机の角度は揃い、筆箱やノートは整列し、消しゴムまで規則正しく並んでいる。
まるでクラス全体が“まひるの観察下”にあることを示すようだった。
「……あれ、また整ってる……?」
雨宮くんは首をかしげる。
しかし、その不思議さに気づくのはまだほんの一部だけで、ほとんどのクラスメイトは何も言わない。
ひなたは後ろの席で頭を抱える。
(またか……完全に日常侵略モードだ……
でも……笑える……いや、怖い……!)
まひるは教室をぐるりと見渡し、微笑む。
「みんなも快適になったはずです♡
雨宮くんが困らないようにするのが私の役目ですから♡」
その一言で、クラスメイトたちは微妙に顔を見合わせる。
「快適……なのか……?」
「いや、これは……監視……?」
ざわざわと囁き合い、教室の空気は静かに混乱していた。
雨宮くんは少しずつ、自分が日常侵略の中心にいることに気づき始める。
「もしかして……二階堂がずっと……俺のこと……?」
その瞬間、まひるはにっこり笑い、ペンの位置やノートのページまで整えながら答える。
「ええ、だって雨宮くんが快適なら私も嬉しいですから♡」
ひなたはため息混じりに呟く。
(友情と愛情と恐怖が一緒に襲ってくる……
このクラス、完全に巻き込まれてる……)
しかし、まひるの観察は止まらない。
消しゴムの角度、椅子の高さ、窓際の光の入り方まで計算し、教室全体を“雨宮くん専用快適空間”に変えていく。
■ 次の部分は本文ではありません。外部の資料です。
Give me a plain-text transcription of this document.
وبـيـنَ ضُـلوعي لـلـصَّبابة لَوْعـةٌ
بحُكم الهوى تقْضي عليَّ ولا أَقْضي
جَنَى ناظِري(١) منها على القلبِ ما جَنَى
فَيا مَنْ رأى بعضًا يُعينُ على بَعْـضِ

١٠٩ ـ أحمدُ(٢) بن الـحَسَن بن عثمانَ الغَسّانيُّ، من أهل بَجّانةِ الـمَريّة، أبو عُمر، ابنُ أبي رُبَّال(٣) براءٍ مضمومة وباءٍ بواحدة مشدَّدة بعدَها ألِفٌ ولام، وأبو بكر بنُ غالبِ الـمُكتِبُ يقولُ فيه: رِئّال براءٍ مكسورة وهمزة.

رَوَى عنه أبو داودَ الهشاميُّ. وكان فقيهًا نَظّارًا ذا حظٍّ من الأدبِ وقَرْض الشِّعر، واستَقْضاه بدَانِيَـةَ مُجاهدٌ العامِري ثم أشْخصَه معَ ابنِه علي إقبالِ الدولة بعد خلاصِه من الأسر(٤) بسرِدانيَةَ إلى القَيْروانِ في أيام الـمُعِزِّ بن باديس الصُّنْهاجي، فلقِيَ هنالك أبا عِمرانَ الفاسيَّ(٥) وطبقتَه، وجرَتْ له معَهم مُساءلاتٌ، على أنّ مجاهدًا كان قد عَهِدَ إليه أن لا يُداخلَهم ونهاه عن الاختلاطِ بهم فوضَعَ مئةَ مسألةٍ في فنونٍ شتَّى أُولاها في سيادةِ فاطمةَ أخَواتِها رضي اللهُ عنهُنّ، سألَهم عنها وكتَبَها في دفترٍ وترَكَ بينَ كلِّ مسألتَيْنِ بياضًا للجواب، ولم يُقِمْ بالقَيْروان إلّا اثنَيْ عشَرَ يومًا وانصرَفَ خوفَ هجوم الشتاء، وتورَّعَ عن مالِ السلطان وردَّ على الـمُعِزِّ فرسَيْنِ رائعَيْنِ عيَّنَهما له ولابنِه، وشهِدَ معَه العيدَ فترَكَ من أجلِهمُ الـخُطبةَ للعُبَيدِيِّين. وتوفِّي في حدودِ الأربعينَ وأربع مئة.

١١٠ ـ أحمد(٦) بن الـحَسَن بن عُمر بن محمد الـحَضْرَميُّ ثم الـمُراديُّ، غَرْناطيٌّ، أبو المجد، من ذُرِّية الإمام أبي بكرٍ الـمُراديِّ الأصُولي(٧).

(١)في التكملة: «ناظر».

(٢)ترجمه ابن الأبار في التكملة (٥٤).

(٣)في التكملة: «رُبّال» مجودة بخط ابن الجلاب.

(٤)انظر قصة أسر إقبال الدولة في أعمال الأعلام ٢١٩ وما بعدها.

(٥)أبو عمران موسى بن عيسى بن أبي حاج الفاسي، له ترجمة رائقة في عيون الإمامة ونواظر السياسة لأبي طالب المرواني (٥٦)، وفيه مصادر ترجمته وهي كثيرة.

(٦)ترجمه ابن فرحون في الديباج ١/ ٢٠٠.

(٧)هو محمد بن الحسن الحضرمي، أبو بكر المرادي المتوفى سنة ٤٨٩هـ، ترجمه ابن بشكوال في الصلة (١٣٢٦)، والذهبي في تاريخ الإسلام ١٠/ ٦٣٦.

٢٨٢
クラスメイトたちは笑いと困惑を交互に感じながら、その現場を見守るしかなかった。
「……もう慣れちゃったな、この状況」
雨宮くんは少し笑いながら呟く。
まひるのメンヘラ全開のサポートは、クラスに小さな嵐を巻き起こしつつも、
どこか日常の一部になっていくのだった。